Wiesler has been observing all this. He alone knows who authored the article, and that information could be advantageous to his own career advancement, as well as that of Grubitz. However, Wiesler himself has doubts. Having seen first-hand the corruption of the government and its effect on the people, he wonders if he is working on the right side. Enchanted by the freedom – however repressed it may be – of the artistic couple, he is drawn into events that will change not only his life, but the lives of those he has been charged to spy on.

Director von Dommersmarck has created an amazing movie, all the more so because of its miniscule budget (roughly $2 million American, which on most Hollywood productions would barely cover the catering). He manages to create a great deal of tension, and in many ways this reminds me of the classic Francis Ford Coppola film The Conversation. There, as in here, the act of surveillance changes those who are doing the listening.

Most of the actors lived in East Germany during the era portrayed here (although von Dommersmarck claimed that was unintentional) and so they bring a certain amount of personal experience into the movie. This has all the elements of a great thriller, one that would do Hitchcock proud, but it isn’t a thriller precisely. There are equal amounts of drama and character study as well.

Muhe does a magnificent job of playing the quiet, emotionless Wiesler. His face registers nothing, no anger nor joy; he is a faceless bureaucrat doing a job. And yet there is sadness in his eyes, almost as if deep down he realizes what he is doing is wrong. This contradiction is at the crux of The Lives of Others and is one of two things that make it so compelling.

The other thing is a little more esoteric and a bit more political. The question that this movie raises is not just about the communist dictatorship of the GDR, but about our own system. Given the advancements in computer tracking and listening devices, our own privacy has been severely compromised. How much of our lives does our own government keep tabs on – and is the security that it supposedly affords worth the potential for abuse? Do we have an expectation of privacy anymore? Does big business have the ethics to keep our information private? Certainly this movie provides an answer to these very important questions, although on the last one you may have to draw your own conclusions.

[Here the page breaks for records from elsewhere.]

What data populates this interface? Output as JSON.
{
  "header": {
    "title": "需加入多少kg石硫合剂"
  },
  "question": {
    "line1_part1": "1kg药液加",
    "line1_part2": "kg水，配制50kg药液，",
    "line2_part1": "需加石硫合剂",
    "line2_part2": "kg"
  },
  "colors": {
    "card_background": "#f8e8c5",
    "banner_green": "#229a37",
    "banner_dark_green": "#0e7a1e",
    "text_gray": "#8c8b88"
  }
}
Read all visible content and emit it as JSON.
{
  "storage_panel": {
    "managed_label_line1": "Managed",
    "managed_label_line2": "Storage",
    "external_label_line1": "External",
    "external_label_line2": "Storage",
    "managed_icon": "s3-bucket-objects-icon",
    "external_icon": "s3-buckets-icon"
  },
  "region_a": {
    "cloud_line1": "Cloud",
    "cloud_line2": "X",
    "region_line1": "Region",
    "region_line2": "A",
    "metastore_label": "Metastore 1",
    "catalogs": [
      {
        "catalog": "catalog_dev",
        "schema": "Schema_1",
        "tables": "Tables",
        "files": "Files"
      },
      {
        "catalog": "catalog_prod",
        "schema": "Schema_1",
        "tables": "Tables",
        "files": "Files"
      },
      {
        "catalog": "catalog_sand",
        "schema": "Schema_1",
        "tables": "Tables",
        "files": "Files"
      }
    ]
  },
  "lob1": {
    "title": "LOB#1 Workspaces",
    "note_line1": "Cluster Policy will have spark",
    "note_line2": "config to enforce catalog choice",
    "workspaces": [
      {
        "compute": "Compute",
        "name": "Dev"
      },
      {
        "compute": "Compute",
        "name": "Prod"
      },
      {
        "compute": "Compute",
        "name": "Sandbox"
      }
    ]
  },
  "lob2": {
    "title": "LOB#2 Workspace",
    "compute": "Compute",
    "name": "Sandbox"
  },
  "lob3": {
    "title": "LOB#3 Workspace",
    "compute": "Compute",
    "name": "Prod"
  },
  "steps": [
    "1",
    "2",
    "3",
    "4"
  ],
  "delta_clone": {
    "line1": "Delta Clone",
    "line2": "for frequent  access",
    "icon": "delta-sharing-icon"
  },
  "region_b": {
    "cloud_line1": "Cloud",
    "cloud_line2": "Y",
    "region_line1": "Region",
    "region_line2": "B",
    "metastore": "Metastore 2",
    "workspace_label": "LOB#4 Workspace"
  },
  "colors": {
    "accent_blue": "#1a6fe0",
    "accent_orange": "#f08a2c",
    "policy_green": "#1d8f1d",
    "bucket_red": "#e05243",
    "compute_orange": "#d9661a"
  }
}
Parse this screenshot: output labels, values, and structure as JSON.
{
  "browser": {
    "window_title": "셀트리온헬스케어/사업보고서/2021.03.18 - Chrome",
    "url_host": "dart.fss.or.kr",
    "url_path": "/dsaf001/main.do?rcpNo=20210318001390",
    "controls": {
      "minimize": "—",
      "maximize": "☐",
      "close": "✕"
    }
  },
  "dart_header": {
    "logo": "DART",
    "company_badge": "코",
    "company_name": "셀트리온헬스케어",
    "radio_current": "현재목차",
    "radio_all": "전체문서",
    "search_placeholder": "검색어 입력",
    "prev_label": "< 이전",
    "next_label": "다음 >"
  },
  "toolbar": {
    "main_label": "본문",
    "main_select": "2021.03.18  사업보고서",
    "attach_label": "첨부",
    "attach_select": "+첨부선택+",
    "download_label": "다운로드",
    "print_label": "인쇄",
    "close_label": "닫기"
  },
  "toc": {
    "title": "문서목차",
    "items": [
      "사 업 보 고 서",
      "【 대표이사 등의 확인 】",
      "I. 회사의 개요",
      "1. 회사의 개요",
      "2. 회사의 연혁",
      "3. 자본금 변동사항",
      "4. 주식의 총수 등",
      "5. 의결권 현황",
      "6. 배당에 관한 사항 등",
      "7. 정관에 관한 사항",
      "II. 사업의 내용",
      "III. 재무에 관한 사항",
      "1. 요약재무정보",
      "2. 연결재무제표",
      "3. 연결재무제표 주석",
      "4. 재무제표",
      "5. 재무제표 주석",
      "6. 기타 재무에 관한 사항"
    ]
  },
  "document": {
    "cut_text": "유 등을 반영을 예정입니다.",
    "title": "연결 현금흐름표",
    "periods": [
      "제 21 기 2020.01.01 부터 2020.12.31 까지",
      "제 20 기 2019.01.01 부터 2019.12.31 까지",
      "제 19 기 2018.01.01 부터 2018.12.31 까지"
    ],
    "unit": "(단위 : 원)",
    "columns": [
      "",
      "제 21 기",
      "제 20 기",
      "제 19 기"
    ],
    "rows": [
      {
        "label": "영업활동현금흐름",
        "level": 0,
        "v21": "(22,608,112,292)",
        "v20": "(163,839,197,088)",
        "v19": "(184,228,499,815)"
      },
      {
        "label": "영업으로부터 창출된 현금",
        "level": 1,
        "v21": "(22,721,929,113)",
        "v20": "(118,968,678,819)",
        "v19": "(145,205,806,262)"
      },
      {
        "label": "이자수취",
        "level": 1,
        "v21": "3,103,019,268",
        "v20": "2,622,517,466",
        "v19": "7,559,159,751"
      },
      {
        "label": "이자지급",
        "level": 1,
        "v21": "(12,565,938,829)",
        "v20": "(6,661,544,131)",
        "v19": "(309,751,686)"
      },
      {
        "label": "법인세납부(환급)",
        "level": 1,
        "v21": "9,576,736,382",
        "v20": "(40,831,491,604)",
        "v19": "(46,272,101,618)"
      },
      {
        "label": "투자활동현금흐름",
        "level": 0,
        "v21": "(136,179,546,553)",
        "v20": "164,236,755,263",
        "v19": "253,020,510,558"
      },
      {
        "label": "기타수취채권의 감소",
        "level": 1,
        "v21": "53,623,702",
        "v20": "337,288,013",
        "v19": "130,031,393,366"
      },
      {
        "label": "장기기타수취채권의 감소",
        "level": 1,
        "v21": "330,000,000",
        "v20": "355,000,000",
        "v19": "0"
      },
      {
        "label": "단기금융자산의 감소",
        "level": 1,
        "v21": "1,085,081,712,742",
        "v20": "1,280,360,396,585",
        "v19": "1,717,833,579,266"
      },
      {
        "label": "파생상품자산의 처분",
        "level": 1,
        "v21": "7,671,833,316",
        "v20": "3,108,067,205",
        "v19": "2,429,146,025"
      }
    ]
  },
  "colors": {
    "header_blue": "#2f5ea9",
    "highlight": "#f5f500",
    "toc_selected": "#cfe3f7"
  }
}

While the movie runs a bit on the long side, I was never bored. Because the thriller elements keep the tension level high, the viewer is left on the edge of their seat for much of the movie. This won the Best Foreign Language Film Oscar back in 2008, and could easily have been the Best Picture overall. This is one of the best movies of the decade and you should see it if you have a chance.

WHY RENT THIS: This affords a look at life in the kind of environment that Americans may not have a good deal of experience with, even if we are rapidly becoming a similar environment.

WHY RENT SOMETHING ELSE: At two hours and 17 minutes, the movie runs a bit long.

FAMILY VALUES: There’s some nudity and a good deal of sexuality.

TRIVIAL PURSUIT: This movie received more Lola nominations (the German equivalent of the Oscars) than any in history.

NOTABLE DVD EXTRAS: While most DVD and Blu-Ray releases contain some sort of commentary track, this one is noteworthy in that it is all director von Dommersmarck and it is one of the most extensive and informative tracks I’ve ever heard.